ElevenLabs voice settings are not cosmetic: what stability, similarity boost, and style exaggeration actually do

Most people treat ElevenLabs settings as sliders to fiddle with until the voice sounds "about right." After running a blind A/B panel across 12 parameter combinations, I have a more mechanical understanding of what each one does.

The four settings

Stability (0–1) controls variance in the voice across the audio. High stability = consistent, rehearsed delivery. Low stability = natural variation, cadence shifts, slight imperfections.

The default is around 0.5. For a sales voicemail, that's slightly too high — the output sounds like someone reading from a script rather than leaving a message. Dropping to 0.40–0.48 introduces the natural cadence variation that makes it sound spontaneous.

At 0.2, the model gets dramatically expressive in ways that feel theatrical rather than warm. The sweet spot for conversational use is 0.40–0.50.

Similarity boost (0–1) controls how closely the output matches the source voice clone. High values = tight fidelity to the training clips. Low values = the model drifts toward its "generic voice" baseline.

The default is around 0.75. For cloned voices, this is often too low — the voice sounds similar but not distinctly that person. 0.82–0.88 is where a clone stops sounding like an impression and starts sounding like the person.

Above 0.9, you start amplifying recording artifacts from the source clips (room noise, mic quality, breath sounds). The fidelity gain isn't worth the artifact amplification.

Style exaggeration (0–1) controls how much stylistic expression the model layers onto the voice. Zero = flat, neutral delivery. High values = emotionally expressive, theatrical.

This is the one most people over-tune. A value of 0.3 already sounds performative for anything that should feel like a natural conversation.
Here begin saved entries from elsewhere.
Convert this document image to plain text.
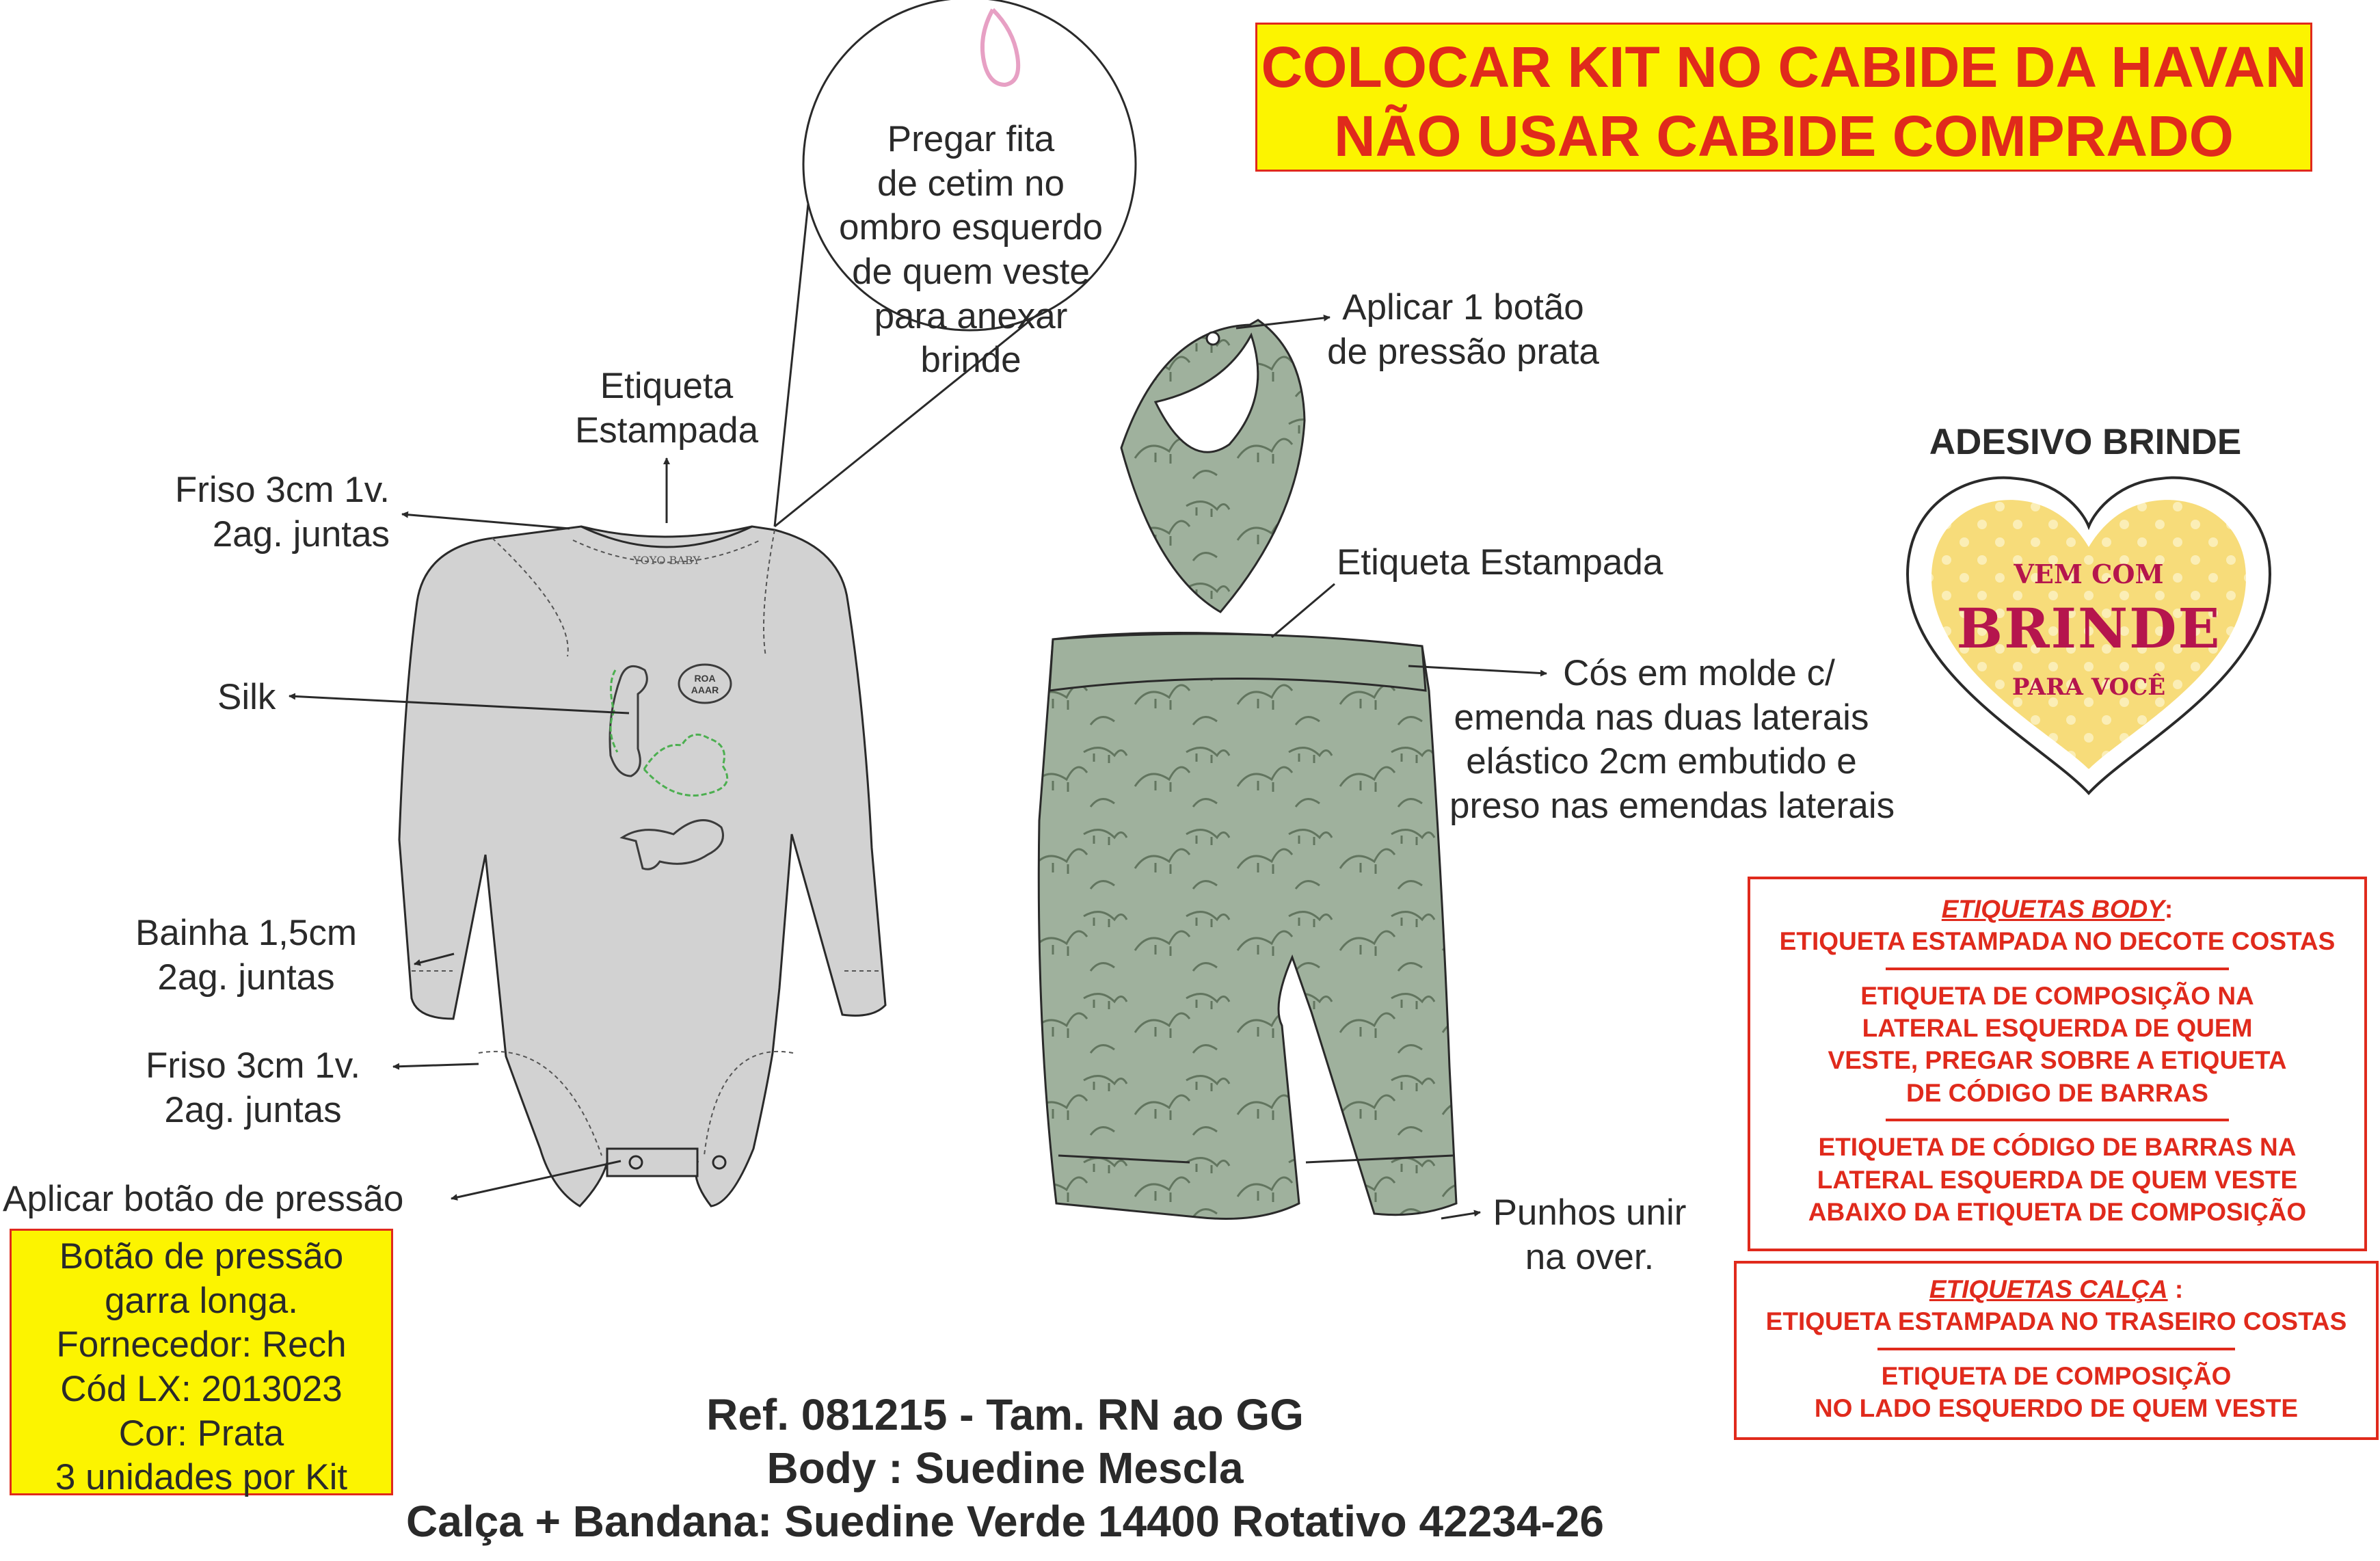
YOYO BABY
ROA
AAAR
COLOCAR KIT NO CABIDE DA HAVAN
NÃO USAR CABIDE COMPRADO
Pregar fita
de cetim no
ombro esquerdo
de quem veste
para anexar
brinde
Etiqueta
Estampada
Friso 3cm 1v.
2ag. juntas
Silk
Bainha 1,5cm
2ag. juntas
Friso 3cm 1v.
2ag. juntas
Aplicar botão de pressão
Botão de pressão
garra longa.
Fornecedor: Rech
Cód LX: 2013023
Cor: Prata
3 unidades por Kit
Aplicar 1 botão
de pressão prata
Etiqueta Estampada
Cós em molde c/
emenda nas duas laterais
elástico 2cm embutido e
preso nas emendas laterais
Punhos unir
na over.
ADESIVO BRINDE
VEM COM
BRINDE
PARA VOCÊ
ETIQUETAS BODY:
ETIQUETA ESTAMPADA NO DECOTE COSTAS
ETIQUETA DE COMPOSIÇÃO NA
LATERAL ESQUERDA DE QUEM
VESTE, PREGAR SOBRE A ETIQUETA
DE CÓDIGO DE BARRAS
ETIQUETA DE CÓDIGO DE BARRAS NA
LATERAL ESQUERDA DE QUEM VESTE
ABAIXO DA ETIQUETA DE COMPOSIÇÃO
ETIQUETAS CALÇA :
ETIQUETA ESTAMPADA NO TRASEIRO COSTAS
ETIQUETA DE COMPOSIÇÃO
NO LADO ESQUERDO DE QUEM VESTE
Ref. 081215 - Tam. RN ao GG
Body : Suedine Mescla
Calça + Bandana: Suedine Verde 14400 Rotativo 42234-26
For voicemails or CRM replies, 0.15–0.25 is the ceiling. Above 0.3, you're producing audio for a podcast intro, not a message from a person.

Speaker boost (boolean) runs an additional post-processing pass to tighten the voice match on cloned voices. It costs ~5% more latency. For cloned voices, it's always worth enabling — the perceptible quality improvement is real.

How they interact

Stability and style interact non-linearly. A high-stability voice with high style exaggeration sounds stiff and over-performed simultaneously — the two properties conflict. A low-stability voice with moderate style exaggeration sounds lively and natural. The combinations I tested:

| Config | Result | |---|---| | Stability 0.7, Style 0.3 | Robotic enthusiasm — wrong | | Stability 0.3, Style 0.4 | Emotionally volatile — wrong | | Stability 0.45, Style 0.2 | Warm, conversational — correct | | Stability 0.5, Style 0.0 | Safe but flat |

Model choice matters too

eleven_turbo_v2_5 vs eleven_multilingual_v2 — for English-only output, turbo is 50% cheaper with near-identical perceptual quality. The latency improvement is also meaningful for real-time pipelines: turbo returns audio roughly 30% faster on average.

Use multilingual_v2 only if you're actually targeting multiple languages or need the highest possible fidelity ceiling on a cloned voice.

Practical defaults for different use cases

| Use case | Stability | Similarity | Style | Speaker boost | |---|---|---|---|---| | Sales voicemail | 0.45 | 0.85 | 0.20 | on | | Podcast host (conversational) | 0.40 | 0.80 | 0.25 | on | | IVR / information | 0.65 | 0.75 | 0.05 | off | | Audiobook narrator | 0.55 | 0.80 | 0.30 | on |

These are starting points, not absolutes. The right test is a blind panel with 3–5 people who know what the target voice sounds like — not solo listening sessions where you've tuned your ear to accept what you built.